One of her servingwomen, who was named Laila, was dearer to her than all the rest and knew her mind better than anyone. One evening, as the two of them walked arm in arm in the king’s gardens, Laila asked her, “How long have you carried the king’s child?”

The queen fanned out two fingers across her stomach.

“You will not be surprised, I think, to learn that you are not the first woman at court to do it,” Laila said. “I can help you, if you wish it. Would you like to keep the king’s child, and raise it, and be a mother to his son?”

And the queen shook her head. Behind her, a flock of swans landed noiselessly on the surface of one of the king’s pools.

“Would you like to be rid of it now?”

The queen nodded. The swans drifted idly along the water.

That night Laila brought an evil-smelling cup to the queen’s bedside and bade her drink it. The next day, Laila said to the king, “Your wife is unwell, and must not see anybody if you value her health.” Three days later, the king had no child. It had only been an ordinary, common kind of suffering, and the queen was grateful for it.

The next year, after the completion of another shirt, the queen found herself in the same predicament as before. This time, the king’s mother whispered to him that the woman he married was unlucky or worse, but he would not believe it.

“Have I not taught her to treat her hands as if they were my own? She has come to see that we are as one body, and that any crime she committed against herself would be a crime against my own person.”

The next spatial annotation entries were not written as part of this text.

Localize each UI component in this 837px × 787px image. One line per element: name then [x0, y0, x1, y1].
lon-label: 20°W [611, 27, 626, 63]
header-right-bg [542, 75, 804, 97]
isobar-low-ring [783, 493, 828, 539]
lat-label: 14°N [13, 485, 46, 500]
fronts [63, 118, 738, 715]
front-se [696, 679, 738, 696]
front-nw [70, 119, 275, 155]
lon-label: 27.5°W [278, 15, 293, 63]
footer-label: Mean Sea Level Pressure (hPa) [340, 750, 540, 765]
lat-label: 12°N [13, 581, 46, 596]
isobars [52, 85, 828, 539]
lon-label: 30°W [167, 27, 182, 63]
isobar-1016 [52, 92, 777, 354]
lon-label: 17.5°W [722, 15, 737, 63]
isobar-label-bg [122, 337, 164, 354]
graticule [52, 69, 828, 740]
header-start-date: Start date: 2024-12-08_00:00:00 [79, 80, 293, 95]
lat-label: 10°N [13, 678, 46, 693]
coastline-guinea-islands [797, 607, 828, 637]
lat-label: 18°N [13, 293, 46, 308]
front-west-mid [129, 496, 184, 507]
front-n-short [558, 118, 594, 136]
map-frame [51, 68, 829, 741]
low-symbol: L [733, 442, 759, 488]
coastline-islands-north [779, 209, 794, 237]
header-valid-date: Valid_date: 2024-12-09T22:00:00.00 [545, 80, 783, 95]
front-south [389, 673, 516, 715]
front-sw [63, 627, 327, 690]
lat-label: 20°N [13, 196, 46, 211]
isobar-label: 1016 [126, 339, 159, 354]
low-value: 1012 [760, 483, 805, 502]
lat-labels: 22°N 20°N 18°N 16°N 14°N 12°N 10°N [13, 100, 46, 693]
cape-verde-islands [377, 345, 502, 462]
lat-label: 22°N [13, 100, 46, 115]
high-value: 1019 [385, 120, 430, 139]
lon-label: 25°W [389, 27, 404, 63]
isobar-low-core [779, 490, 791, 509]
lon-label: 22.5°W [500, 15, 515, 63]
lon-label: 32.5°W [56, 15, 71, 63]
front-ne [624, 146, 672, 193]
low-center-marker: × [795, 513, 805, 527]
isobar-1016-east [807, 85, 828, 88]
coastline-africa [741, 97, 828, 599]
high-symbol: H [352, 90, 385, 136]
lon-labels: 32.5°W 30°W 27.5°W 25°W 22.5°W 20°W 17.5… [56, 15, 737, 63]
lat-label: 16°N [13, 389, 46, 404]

But the king could not make up his mind to dismiss these charges quite, and when the queen failed to keep his child a third time, he had her drawn up in front of the whole court and accused her. She was unable to speak in her own defense, and, unwilling that her servingwoman should suffer alongside her, she was condemned under the law.

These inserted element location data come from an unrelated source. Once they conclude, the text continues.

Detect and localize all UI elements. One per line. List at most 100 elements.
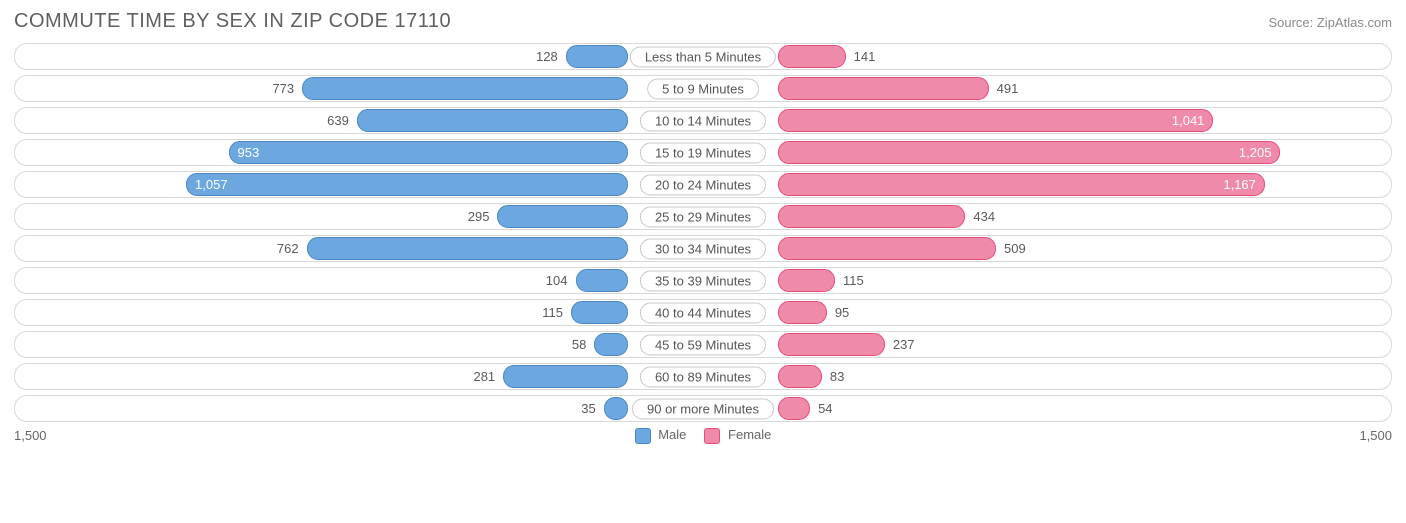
chart-row: 115 95 40 to 44 Minutes <box>14 299 1392 326</box>
male-bar <box>566 45 628 68</box>
male-half: 281 <box>15 364 703 389</box>
male-value-label: 762 <box>269 241 307 256</box>
female-bar: 1,167 <box>778 173 1265 196</box>
female-half: 141 <box>703 44 1391 69</box>
category-label: Less than 5 Minutes <box>630 46 776 67</box>
chart-row: 76250930 to 34 Minutes <box>14 235 1392 262</box>
chart-row: 953 1,205 15 to 19 Minutes <box>14 139 1392 166</box>
female-value-label: 509 <box>996 241 1034 256</box>
chart-body: 128 141 Less than 5 Minutes 773 491 5 to 9 Mi… <box>14 43 1392 422</box>
male-value-label: 104 <box>538 273 576 288</box>
male-half: 35 <box>15 396 703 421</box>
male-half: 639 <box>15 108 703 133</box>
female-half: 491 <box>703 76 1391 101</box>
female-half: 434 <box>703 204 1391 229</box>
female-value-label: 237 <box>885 337 923 352</box>
male-bar: 1,057 <box>186 173 628 196</box>
legend-female-swatch <box>704 428 720 444</box>
male-bar <box>576 269 629 292</box>
male-bar <box>302 77 628 100</box>
female-value-label: 1,167 <box>1223 177 1256 192</box>
chart-row: 58 237 45 to 59 Minutes <box>14 331 1392 358</box>
female-value-label: 1,041 <box>1172 113 1205 128</box>
male-value-label: 128 <box>528 49 566 64</box>
female-value-label: 54 <box>810 401 840 416</box>
female-bar <box>778 237 996 260</box>
category-label: 5 to 9 Minutes <box>647 78 759 99</box>
category-label: 45 to 59 Minutes <box>640 334 766 355</box>
male-bar <box>503 365 628 388</box>
male-bar <box>604 397 628 420</box>
female-half: 83 <box>703 364 1391 389</box>
category-label: 20 to 24 Minutes <box>640 174 766 195</box>
chart-header: COMMUTE TIME BY SEX IN ZIP CODE 17110 So… <box>14 10 1392 33</box>
male-value-label: 281 <box>465 369 503 384</box>
male-bar: 953 <box>229 141 628 164</box>
category-label: 25 to 29 Minutes <box>640 206 766 227</box>
chart-row: 639 1,041 10 to 14 Minutes <box>14 107 1392 134</box>
female-bar <box>778 301 827 324</box>
female-value-label: 491 <box>989 81 1027 96</box>
category-label: 40 to 44 Minutes <box>640 302 766 323</box>
female-half: 1,205 <box>703 140 1391 165</box>
axis-max-left: 1,500 <box>14 428 74 443</box>
female-half: 1,041 <box>703 108 1391 133</box>
chart-row: 128 141 Less than 5 Minutes <box>14 43 1392 70</box>
female-value-label: 115 <box>835 273 872 288</box>
male-value-label: 115 <box>534 305 571 320</box>
female-half: 509 <box>703 236 1391 261</box>
chart-row: 281 83 60 to 89 Minutes <box>14 363 1392 390</box>
chart-row: 773 491 5 to 9 Minutes <box>14 75 1392 102</box>
male-bar <box>571 301 628 324</box>
male-bar <box>357 109 628 132</box>
female-bar: 1,041 <box>778 109 1213 132</box>
female-half: 1,167 <box>703 172 1391 197</box>
male-half: 762 <box>15 236 703 261</box>
chart-footer: 1,500 Male Female 1,500 <box>14 427 1392 444</box>
chart-row: 104 115 35 to 39 Minutes <box>14 267 1392 294</box>
chart-row: 35 54 90 or more Minutes <box>14 395 1392 422</box>
male-half: 58 <box>15 332 703 357</box>
legend-male-swatch <box>635 428 651 444</box>
female-half: 54 <box>703 396 1391 421</box>
female-value-label: 141 <box>846 49 884 64</box>
female-value-label: 95 <box>827 305 857 320</box>
male-half: 115 <box>15 300 703 325</box>
male-value-label: 953 <box>238 145 260 160</box>
female-half: 115 <box>703 268 1391 293</box>
male-bar <box>594 333 628 356</box>
female-bar <box>778 45 846 68</box>
female-bar <box>778 269 835 292</box>
legend-male-label: Male <box>658 427 686 442</box>
male-value-label: 35 <box>573 401 603 416</box>
male-value-label: 58 <box>564 337 594 352</box>
category-label: 60 to 89 Minutes <box>640 366 766 387</box>
male-bar <box>497 205 628 228</box>
legend-female-label: Female <box>728 427 771 442</box>
male-value-label: 295 <box>460 209 498 224</box>
category-label: 15 to 19 Minutes <box>640 142 766 163</box>
female-half: 237 <box>703 332 1391 357</box>
female-half: 95 <box>703 300 1391 325</box>
female-value-label: 434 <box>965 209 1003 224</box>
male-value-label: 1,057 <box>195 177 228 192</box>
male-half: 773 <box>15 76 703 101</box>
category-label: 90 or more Minutes <box>632 398 774 419</box>
category-label: 35 to 39 Minutes <box>640 270 766 291</box>
female-bar <box>778 365 822 388</box>
axis-max-right: 1,500 <box>1332 428 1392 443</box>
chart-row: 1,057 1,167 20 to 24 Minutes <box>14 171 1392 198</box>
chart-title: COMMUTE TIME BY SEX IN ZIP CODE 17110 <box>14 10 451 33</box>
legend-male: Male <box>635 427 687 444</box>
male-half: 104 <box>15 268 703 293</box>
female-bar: 1,205 <box>778 141 1280 164</box>
male-half: 1,057 <box>15 172 703 197</box>
male-half: 953 <box>15 140 703 165</box>
category-label: 10 to 14 Minutes <box>640 110 766 131</box>
male-half: 295 <box>15 204 703 229</box>
male-value-label: 639 <box>319 113 357 128</box>
male-bar <box>307 237 628 260</box>
legend: Male Female <box>74 427 1332 444</box>
female-value-label: 1,205 <box>1239 145 1272 160</box>
female-value-label: 83 <box>822 369 852 384</box>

It so happened that the day of her sentence was the last day of her seven years’ silence. All but a single sleeve on the sixth shirt was done. As she was led away to the stake, she draped the shirts over her right arm. The king saw them and cried out at the sight: “Those accursed shirts! The witch was always secreting herself away, spinning and toiling at God knows what, and wishes to take her tokens with her—take them away! Strip her before she burns!”

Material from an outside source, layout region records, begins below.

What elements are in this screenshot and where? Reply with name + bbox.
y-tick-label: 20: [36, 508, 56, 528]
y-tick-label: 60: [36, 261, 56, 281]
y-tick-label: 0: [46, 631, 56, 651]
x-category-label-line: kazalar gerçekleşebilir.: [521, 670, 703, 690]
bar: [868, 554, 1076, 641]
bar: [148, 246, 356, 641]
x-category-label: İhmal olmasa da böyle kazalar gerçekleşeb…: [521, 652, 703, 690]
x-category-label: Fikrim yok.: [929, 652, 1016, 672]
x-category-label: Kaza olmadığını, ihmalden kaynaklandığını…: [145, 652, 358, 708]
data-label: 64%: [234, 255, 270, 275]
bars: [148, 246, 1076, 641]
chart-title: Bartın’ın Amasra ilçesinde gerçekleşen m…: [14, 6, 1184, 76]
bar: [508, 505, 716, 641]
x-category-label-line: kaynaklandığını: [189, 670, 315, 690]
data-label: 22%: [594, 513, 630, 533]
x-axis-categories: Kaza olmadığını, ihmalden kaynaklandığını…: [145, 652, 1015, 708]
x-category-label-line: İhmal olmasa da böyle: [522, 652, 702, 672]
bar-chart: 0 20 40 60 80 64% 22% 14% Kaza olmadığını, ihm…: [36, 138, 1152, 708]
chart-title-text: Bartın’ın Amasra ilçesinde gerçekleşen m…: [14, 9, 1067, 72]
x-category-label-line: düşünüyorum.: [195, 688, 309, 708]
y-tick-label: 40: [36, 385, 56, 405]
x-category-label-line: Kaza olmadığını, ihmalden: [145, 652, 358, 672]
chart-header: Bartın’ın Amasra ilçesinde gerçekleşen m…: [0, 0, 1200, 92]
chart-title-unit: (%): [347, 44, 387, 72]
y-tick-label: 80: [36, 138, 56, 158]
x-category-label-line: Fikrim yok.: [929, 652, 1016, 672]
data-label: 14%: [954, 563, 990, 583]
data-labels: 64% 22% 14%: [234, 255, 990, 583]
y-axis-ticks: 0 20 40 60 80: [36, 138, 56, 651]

She closed her eyes and heard the sound of wings. Before one of his men could reach her, the six swans landed in a circle at her feet, and her heart sang for joy. She threw a shirt over each of their heads, and the crowd drew back.

All her brothers stood before her, tall and clear-eyed and beautiful. One of them grabbed the king by the scruff of the neck and held him near the fire intended for her.

“Sister,” he said, “is it your wish that this man should live? Only say the word, and we will spare him.”

And she said nothing.

“You need not fear to speak now,” Elyas told her, putting his arm around her. His shirt had lacked only one sleeve, and in place of the other arm, he retained a swan’s wing, which he kept folded at his side. “The time is over, and you have suffered beautifully. There is no reason to hold your silence any longer.”

The king struggled in her brother’s grip. “Woman—woman—use the tongue in your head!” He hurled every invective imaginable at her—accusing her of spite, of obstinacy, of wretched ingratitude, of heartlessness, of a lack of womanly affection, of coldness—and she heard them all.

“Perhaps she would rather save her first words for something more deserving,” Elyas said.

“Sister,” her brother said, “I begin to weary of the tender embraces of this kicking jackass, and I think I know how to address our situation. Say the word if you wish to spare him. Say nothing and I shall consign him to the flames and wish him the very best of luck with them.”

She looked at her brother and was startled into smiling. She smiled at all her brothers then. She smiled at her husband, too. She said nothing. The flames grew very hot and very high.